As a licensed psychologist, the reasoning behind the philosophy made sense to her. “By making the parent learn, we tap into a child’s instinctive desire to mimic his or her parents,” she said. “This method makes use of their natural instincts, abilities and desires.”
In order to participate in her sons’ musical education, Fossey found herself learning a little bit of the piano, violin and cello right along with her sons. Early on, it was a way to motivate them, play with them, and encourage them to learn. Now, she says, their skills have long ago surpassed her own.
“I’ve found it to be a very fun, very natural way to learn,” she says.

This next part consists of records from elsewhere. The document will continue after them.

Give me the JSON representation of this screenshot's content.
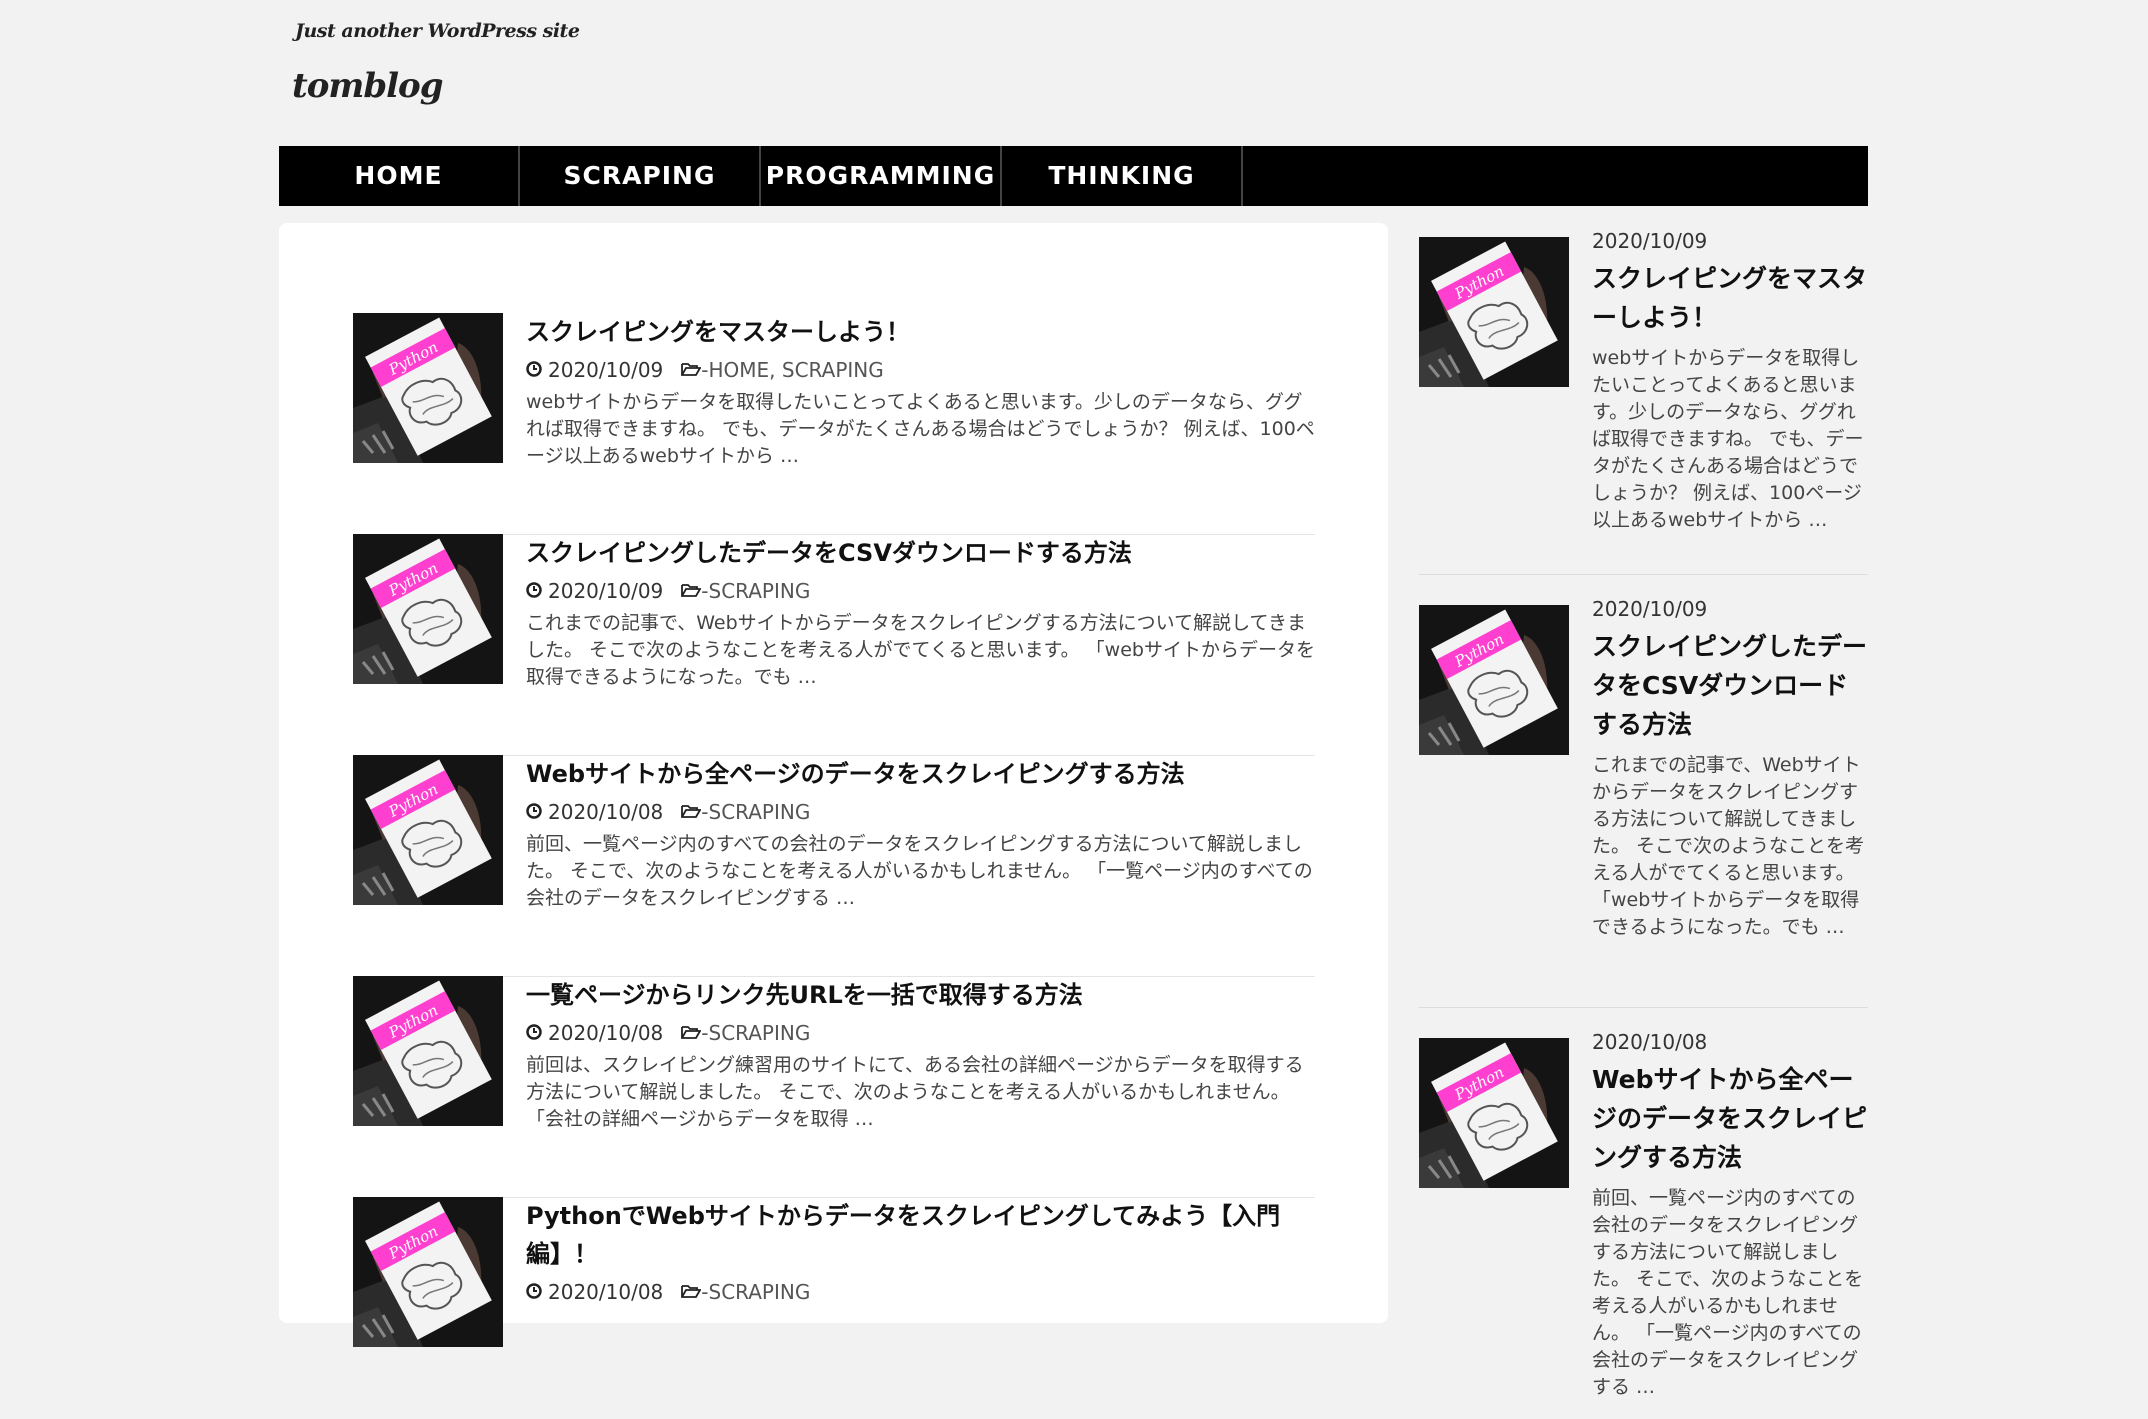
{
  "site": {
    "tagline": "Just another WordPress site",
    "title": "tomblog"
  },
  "nav": {
    "items": [
      "HOME",
      "SCRAPING",
      "PROGRAMMING",
      "THINKING"
    ]
  },
  "thumbnail": {
    "book_label": "Python",
    "book_color": "#ff3fcf"
  },
  "posts": [
    {
      "title": "スクレイピングをマスターしよう！",
      "date": "2020/10/09",
      "categories": "-HOME, SCRAPING",
      "excerpt": "webサイトからデータを取得したいことってよくあると思います。少しのデータなら、ググれば取得できますね。 でも、データがたくさんある場合はどうでしょうか？ 例えば、100ページ以上あるwebサイトから …"
    },
    {
      "title": "スクレイピングしたデータをCSVダウンロードする方法",
      "date": "2020/10/09",
      "categories": "-SCRAPING",
      "excerpt": "これまでの記事で、Webサイトからデータをスクレイピングする方法について解説してきました。 そこで次のようなことを考える人がでてくると思います。 「webサイトからデータを取得できるようになった。でも …"
    },
    {
      "title": "Webサイトから全ページのデータをスクレイピングする方法",
      "date": "2020/10/08",
      "categories": "-SCRAPING",
      "excerpt": "前回、一覧ページ内のすべての会社のデータをスクレイピングする方法について解説しました。 そこで、次のようなことを考える人がいるかもしれません。 「一覧ページ内のすべての会社のデータをスクレイピングする …"
    },
    {
      "title": "一覧ページからリンク先URLを一括で取得する方法",
      "date": "2020/10/08",
      "categories": "-SCRAPING",
      "excerpt": "前回は、スクレイピング練習用のサイトにて、ある会社の詳細ページからデータを取得する方法について解説しました。 そこで、次のようなことを考える人がいるかもしれません。 「会社の詳細ページからデータを取得 …"
    },
    {
      "title": "PythonでWebサイトからデータをスクレイピングしてみよう【入門編】！",
      "date": "2020/10/08",
      "categories": "-SCRAPING",
      "excerpt": ""
    }
  ],
  "sidebar": {
    "posts": [
      {
        "date": "2020/10/09",
        "title": "スクレイピングをマスターしよう！",
        "excerpt": "webサイトからデータを取得したいことってよくあると思います。少しのデータなら、ググれば取得できますね。 でも、データがたくさんある場合はどうでしょうか？ 例えば、100ページ以上あるwebサイトから …"
      },
      {
        "date": "2020/10/09",
        "title": "スクレイピングしたデータをCSVダウンロードする方法",
        "excerpt": "これまでの記事で、Webサイトからデータをスクレイピングする方法について解説してきました。 そこで次のようなことを考える人がでてくると思います。 「webサイトからデータを取得できるようになった。でも …"
      },
      {
        "date": "2020/10/08",
        "title": "Webサイトから全ページのデータをスクレイピングする方法",
        "excerpt": "前回、一覧ページ内のすべての会社のデータをスクレイピングする方法について解説しました。 そこで、次のようなことを考える人がいるかもしれません。 「一覧ページ内のすべての会社のデータをスクレイピングする …"
      }
    ]
  }
}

Suzuki lessons in Montreal are available for the piano, violin, viola, cello and flute for children as young as 3. In the beginning, Kogut says, the focus is on developing good aural skills: listening to notes, learning to play them back to an instructor, and getting comfortable with the instrument. She says that students are taught to produce a high-quality sound early on, and that Suzuki students are renowned for being able to play music by ear.
Reading music is introduced slightly later than in some other musical schools, and it is done gradually, through games at first.
“We really emphasize a nurturing environment and positive reinforcement,” Kogut says.
Outside of class, in addition to practising with the help of their parents (whom Kogut describes as the child’s “second instructors”), students are invited to take advantage of Montreal’s musical scene by attending performances or listening to great music.
One of the important distinctions Kogut makes between the Suzuki philosophy and other schools of thought is that Suzuki instructors don’t really believe in “talent.”
“We believe that with the right learning environment, every child has the ability to play at a high level,” she says. “Every child has music in them.”